エディは信じられないというように目を見開くが、バリーさんは静かに首を横に振る。
「シュレメールの大旦那のほうから、急に取引を延期すると言われたんです。理由ははっきりと言われなかったんですが、なんでも品物を輸送中にキャラバンが襲われて大損をしたようで……」
「そういえば昨日の新聞にそのような記事が載っておりました。数日前、王都に向かう道中にあったキャラバンが山賊に襲われて、運んでいた荷物を根こそぎ強奪されたとか。商品を奪われた商人も、キャラバンに出資していた人々も大きな損害を被ったようで」
バリーの言葉を引き継ぎ、日ごろから新聞での情報収集を欠かさないルヴィクがそう言って顎に手を当てた。確かにそれほどの甚大な損害を被ったのなら、目下は新しい契約どころではないだろう。
「旅費が底を尽きてきたので、宿屋を引き払ってどこか他に安く泊まれる場所をと探して歩いていたら突然あの男たちに囲まれて……。なんとか逃げようとしたんですけど、ずっと追いかけてきて……」
「どうして、そこまでバリーさんを……? 何か心当たりはありますか?」
レティシエルはちらりとバリーに目を向けるが、バリーは困惑した表情でふるふると首を横に振った。
「いいえ……まったく。契約を打ち切られて、再契約をお願いしに行った際に付き返されることはありますけど、他は何も……」
「組合ギルド同士の何か揉め事に巻き込まれた可能性はありませんか?」
先日のエリックから聞いた話を思い出し、何か関係があるかもしれない、とレティシエルはエディに聞いてみた。
「うーん……どうでしょうか。証拠が見つかって裁判になったときには両成敗になってしまいますし、長く商売していきたい組合なら、悪評や取引停止で食い扶持を無くすようなリスクを背負ってまで、こんな暴力的な手段に出ないように思いますが……」
レティシエルの質問に対して、エディは腕を組み、眉間にしわを寄せながら答える。
「納品先のお客様とか、どこかのお貴族様のご機嫌を損ねてしまった可能性は?」
「それなら商品の質が悪いとか、そういう噂が立っていてもおかしくないと思うのですが……」
「そうなんですよね。うちの商品にそういった悪い評判もないようで……」
ニコルやルヴィクも加わり、その後も様々な可能性について出し合ったが、どれも予測の域を出ず、会話は行き止まりにつき当たってしまった。
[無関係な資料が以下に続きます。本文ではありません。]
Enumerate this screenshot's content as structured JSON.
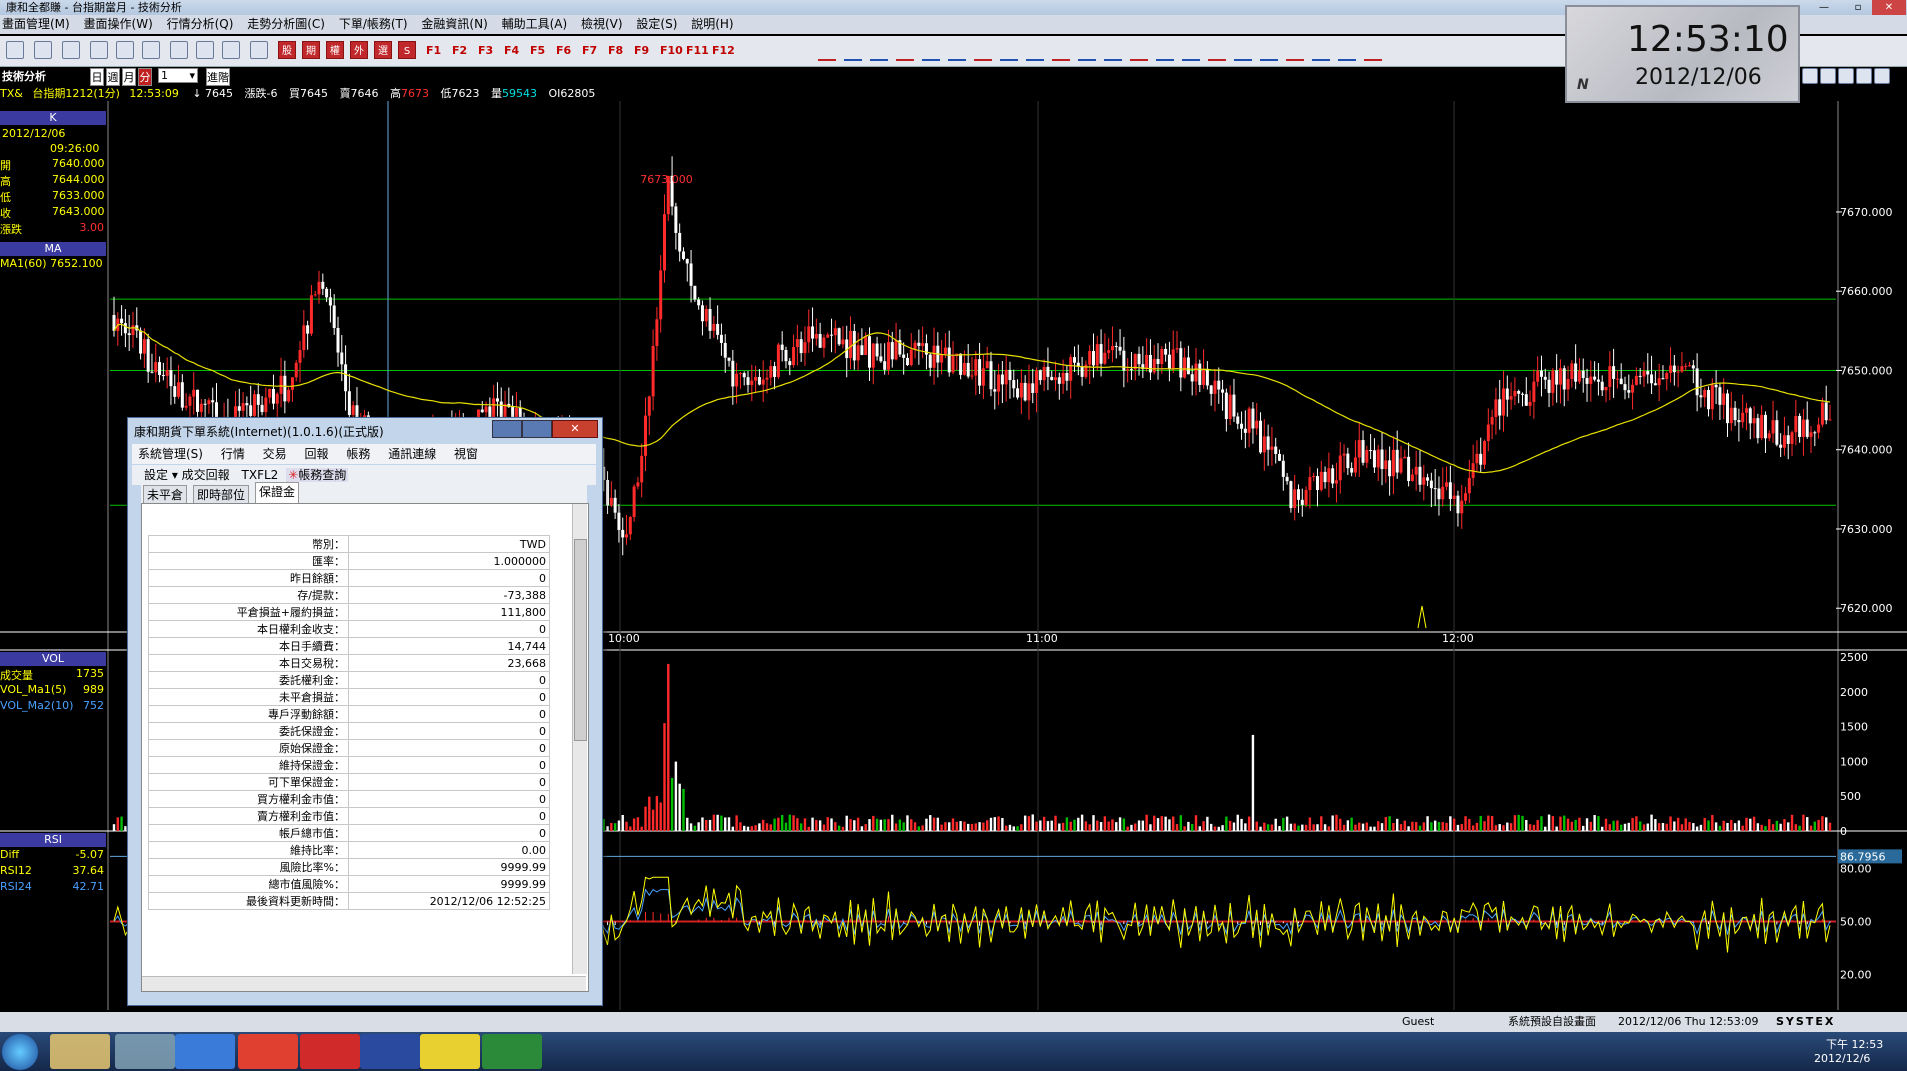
{
  "window": {
    "title": "康和全都賺 - 台指期當月 - 技術分析"
  },
  "menu": [
    "畫面管理(M)",
    "畫面操作(W)",
    "行情分析(Q)",
    "走勢分析圖(C)",
    "下單/帳務(T)",
    "金融資訊(N)",
    "輔助工具(A)",
    "檢視(V)",
    "設定(S)",
    "說明(H)"
  ],
  "toolbar": {
    "red_buttons": [
      "股",
      "期",
      "權",
      "外",
      "選",
      "S"
    ],
    "function_keys": [
      "F1",
      "F2",
      "F3",
      "F4",
      "F5",
      "F6",
      "F7",
      "F8",
      "F9",
      "F10",
      "F11",
      "F12"
    ]
  },
  "chart_panel": {
    "title": "技術分析",
    "period_tabs": [
      "日",
      "週",
      "月",
      "分"
    ],
    "active_period": "分",
    "interval_value": "1",
    "advanced_label": "進階",
    "symbol": "TX&",
    "symbol_name": "台指期1212(1分)",
    "time": "12:53:09",
    "last_arrow": "↓",
    "last": "7645",
    "change_label": "漲跌",
    "change": "-6",
    "bid_label": "買",
    "bid": "7645",
    "ask_label": "賣",
    "ask": "7646",
    "high_label": "高",
    "high": "7673",
    "low_label": "低",
    "low": "7623",
    "volume_label": "量",
    "volume": "59543",
    "oi_label": "OI",
    "oi": "62805"
  },
  "side": {
    "k_header": "K",
    "date": "2012/12/06",
    "time": "09:26:00",
    "ohlc": [
      {
        "label": "開",
        "value": "7640.000"
      },
      {
        "label": "高",
        "value": "7644.000"
      },
      {
        "label": "低",
        "value": "7633.000"
      },
      {
        "label": "收",
        "value": "7643.000"
      },
      {
        "label": "漲跌",
        "value": "3.00"
      }
    ],
    "ma_header": "MA",
    "ma_label": "MA1(60)",
    "ma_value": "7652.100",
    "vol_header": "VOL",
    "vol": [
      {
        "label": "成交量",
        "value": "1735"
      },
      {
        "label": "VOL_Ma1(5)",
        "value": "989"
      },
      {
        "label": "VOL_Ma2(10)",
        "value": "752"
      }
    ],
    "rsi_header": "RSI",
    "rsi": [
      {
        "label": "Diff",
        "value": "-5.07"
      },
      {
        "label": "RSI12",
        "value": "37.64"
      },
      {
        "label": "RSI24",
        "value": "42.71"
      }
    ]
  },
  "clock": {
    "time": "12:53:10",
    "date": "2012/12/06",
    "badge": "N"
  },
  "chart_data": [
    {
      "type": "candlestick",
      "title": "",
      "y_ticks": [
        "7670.000",
        "7660.000",
        "7650.000",
        "7640.000",
        "7630.000",
        "7620.000"
      ],
      "ylim": [
        7617,
        7684
      ],
      "x_tick_labels": [
        "10:00",
        "11:00",
        "12:00"
      ],
      "hlines": [
        7659,
        7650,
        7633
      ],
      "high_annotation": "7673.000",
      "grid": true,
      "series": [
        {
          "name": "MA1(60)"
        }
      ]
    },
    {
      "type": "bar",
      "title": "VOL",
      "y_ticks": [
        "2500",
        "2000",
        "1500",
        "1000",
        "500",
        "0"
      ],
      "ylim": [
        0,
        2600
      ]
    },
    {
      "type": "line",
      "title": "RSI",
      "y_ticks": [
        "86.7956",
        "80.00",
        "50.00",
        "20.00"
      ],
      "ylim": [
        0,
        100
      ],
      "series": [
        {
          "name": "RSI12"
        },
        {
          "name": "RSI24"
        }
      ]
    }
  ],
  "dialog": {
    "title": "康和期貨下單系統(Internet)(1.0.1.6)(正式版)",
    "menu": [
      "系統管理(S)",
      "行情",
      "交易",
      "回報",
      "帳務",
      "通訊連線",
      "視窗"
    ],
    "sub": {
      "settings": "設定",
      "fills": "成交回報",
      "product": "TXFL2",
      "account_query": "帳務查詢"
    },
    "tabs": [
      "未平倉",
      "即時部位",
      "保證金"
    ],
    "active_tab": "保證金",
    "rows": [
      {
        "k": "幣別：",
        "v": "TWD"
      },
      {
        "k": "匯率：",
        "v": "1.000000"
      },
      {
        "k": "昨日餘額：",
        "v": "0"
      },
      {
        "k": "存/提款：",
        "v": "-73,388"
      },
      {
        "k": "平倉損益+履約損益：",
        "v": "111,800"
      },
      {
        "k": "本日權利金收支：",
        "v": "0"
      },
      {
        "k": "本日手續費：",
        "v": "14,744"
      },
      {
        "k": "本日交易稅：",
        "v": "23,668"
      },
      {
        "k": "委託權利金：",
        "v": "0"
      },
      {
        "k": "未平倉損益：",
        "v": "0"
      },
      {
        "k": "專戶浮動餘額：",
        "v": "0"
      },
      {
        "k": "委託保證金：",
        "v": "0"
      },
      {
        "k": "原始保證金：",
        "v": "0"
      },
      {
        "k": "維持保證金：",
        "v": "0"
      },
      {
        "k": "可下單保證金：",
        "v": "0"
      },
      {
        "k": "買方權利金市值：",
        "v": "0"
      },
      {
        "k": "賣方權利金市值：",
        "v": "0"
      },
      {
        "k": "帳戶總市值：",
        "v": "0"
      },
      {
        "k": "維持比率：",
        "v": "0.00"
      },
      {
        "k": "風險比率%：",
        "v": "9999.99"
      },
      {
        "k": "總市值風險%：",
        "v": "9999.99"
      },
      {
        "k": "最後資料更新時間：",
        "v": "2012/12/06 12:52:25"
      }
    ]
  },
  "status": {
    "user": "Guest",
    "layout": "系統預設自設畫面",
    "datetime": "2012/12/06 Thu 12:53:09",
    "brand": "SYSTEX"
  },
  "taskbar": {
    "time": "下午 12:53",
    "date": "2012/12/6"
  },
  "colors": {
    "up": "#ff2a2a",
    "down": "#ffffff",
    "ma": "#e8e000",
    "grid_h": "#00c000",
    "rsi12": "#ffff00",
    "rsi24": "#4aa0ff",
    "vol_green": "#00c000"
  }
}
途切れてしまった会話を紡ぐように、レティシエルは話題を変えてバリーに話しかける。
「宿を引き払われたとおっしゃっていましたが、この後どうされるおつもりですか?」
「もう少ししたら王都に出稼ぎに来る村の者たちが到着するので、到着次第彼らと共同で宿を取るつもりです」
「……それは危険じゃないですか? あの男たちは、もしかしたらまたバリーさんを狙ってくるかもしれないんですよ?」
バリーの言葉をさえぎるようにエディが心配そうに言う。
「もう縫物ができない私は売り込んで回ることでしか村を助けられないし、宿代もジークくんに工面してもらっているので、これ以上村のみんなに迷惑はかけられません。出稼ぎ組が来るまでもっと安い宿に泊まれればいいかなと……」
確かに安い宿の多くは王都の外れにあり、そういった場所は治安が悪いことが多いと聞く。身体の傷が癒えきっていないバリーを、再び危険にさらすわけにはいかない。レティシエルはしばらく思案し、バリーに提案する。
「バリーさん、よかったらうちに泊まっていきませんか? ここなら、少なくとも王都の安宿よりはずっと安全です」
「え? で、ですが、これ以上ご迷惑をおかけするわけには……」
「私はちっとも迷惑ではありませんよ。困っている方を放ってはおけませんから」
公爵家を出てからクラウドやニコルの事情に触れ、さらにジークの村の状況を知り、千年前も今も民の生活には日々様々な苦悩や困難、無力感が連綿と付き纏っているのだとレティシエルは実感した。
戦乱から遠ざかった平和なこの時代に、貴族として転生した自分はその豊かさを日々何気なく謳歌して生きているのだろう。
しかし、公爵家を出てからこの豊かで平和な国を見聞きしていくうちに、民の日常に埋もれている苦難が、煌びやかな貴族社会という夢幻なる蜃気楼の向こう側に隠されてしまっているようで、幾度も胸が詰まるような思いがした。自分にできることで手を差し伸べてあげられることはないのだろうか。レティシエルはそう思った。
「し、しかし、やはりダメですよ……! 私のような身分の低い田舎者が、ドロッセル様にご迷惑をおかけするなど恐れ多いことで……」
なおも言い募るバリーを制し、レティシエルは諭すように優しく話りかける。